A log-likelihood ratio was calculated for every node on the tree. The maximum among these log-likelihood ratios from the real data set is the test statistic for the entire analytic dataset. This maximum is compared with the maximum log-likelihood ratios that were calculated in the same way from simulated datasets generated under the null hypothesis. If the test statistic from the real dataset is among the 5 percent highest of all the maxima, the null hypothesis is rejected. The fact that it is the maxima over the whole tree is what adjusts for the multiple testing. This hypothesis testing method allows one to detect whether any node on the tree had clusters of excess outcomes that were statistically significant while adjusting for multiple testing inherent to evaluating more than six thousand nodes [31]. Specific details of this procedure are included in the eAppendix.

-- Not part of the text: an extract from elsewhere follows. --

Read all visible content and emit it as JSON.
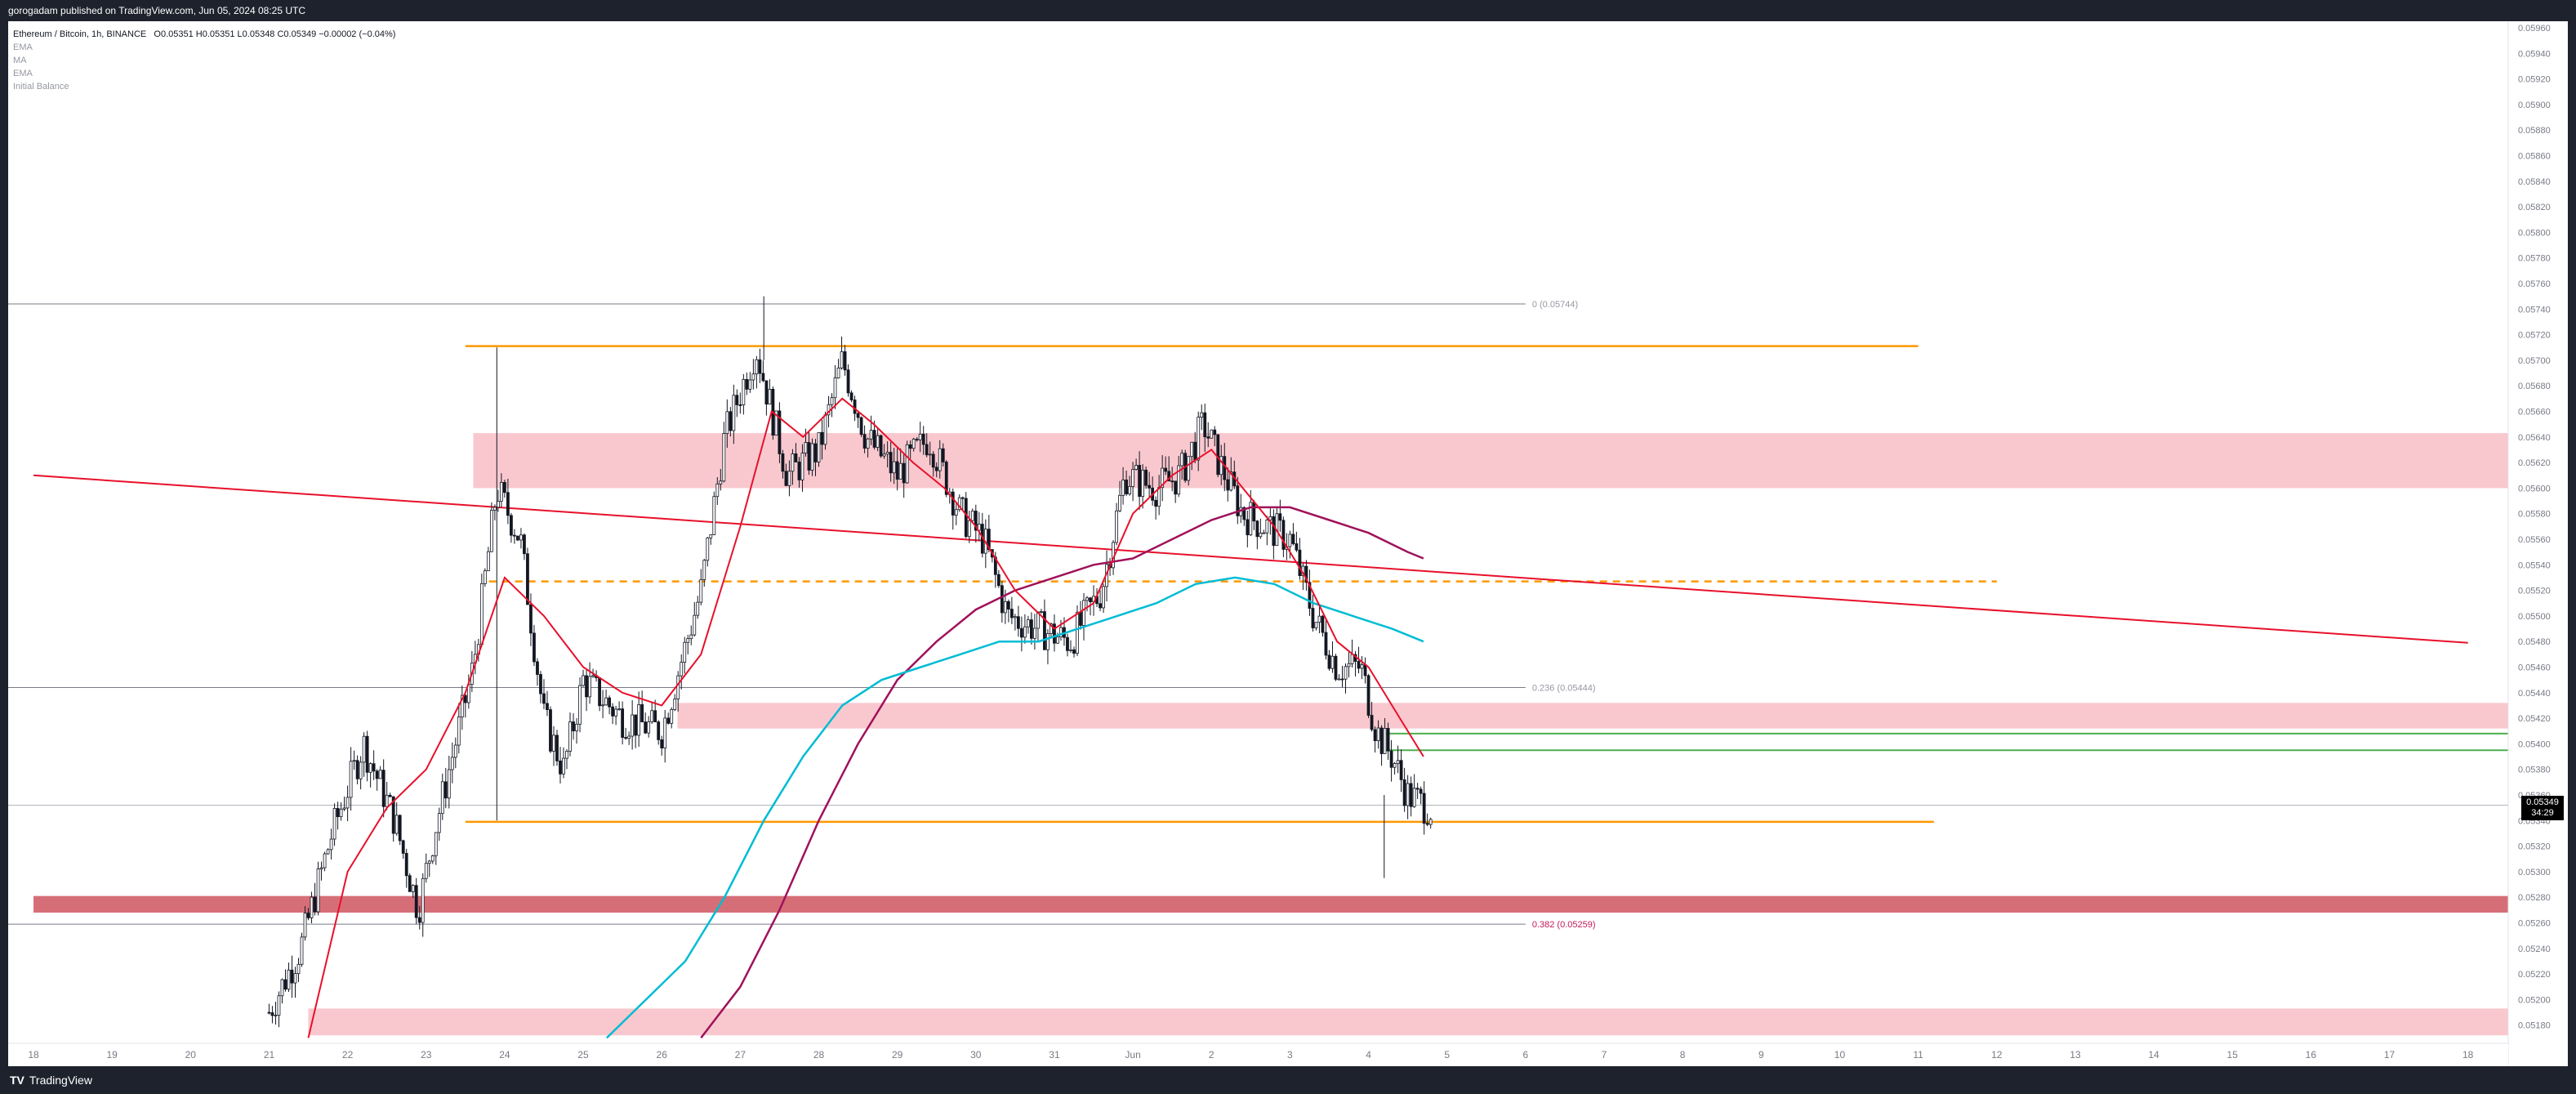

Tree-based scan statistics can be used unconditionally or one can condition on the total number of observed outcomes in the dataset. Mathematical expressions for both versions can be found in the eAppendix. Conditioning is a mechanism to control for situations when there is an across-the-board increase in health care utilization during a particular time period that is unrelated to the exposure of interest. This situation might occur commonly in vaccine safety surveillance when the cohort has follow-up tests or visits in the days immediately following their well-care visit when a vaccine was administered. The conditional tree-based scan statistic attenuates this health care utilization unrelated to the exposure by standardizing all diagnoses by the frequency with which they appear in the dataset.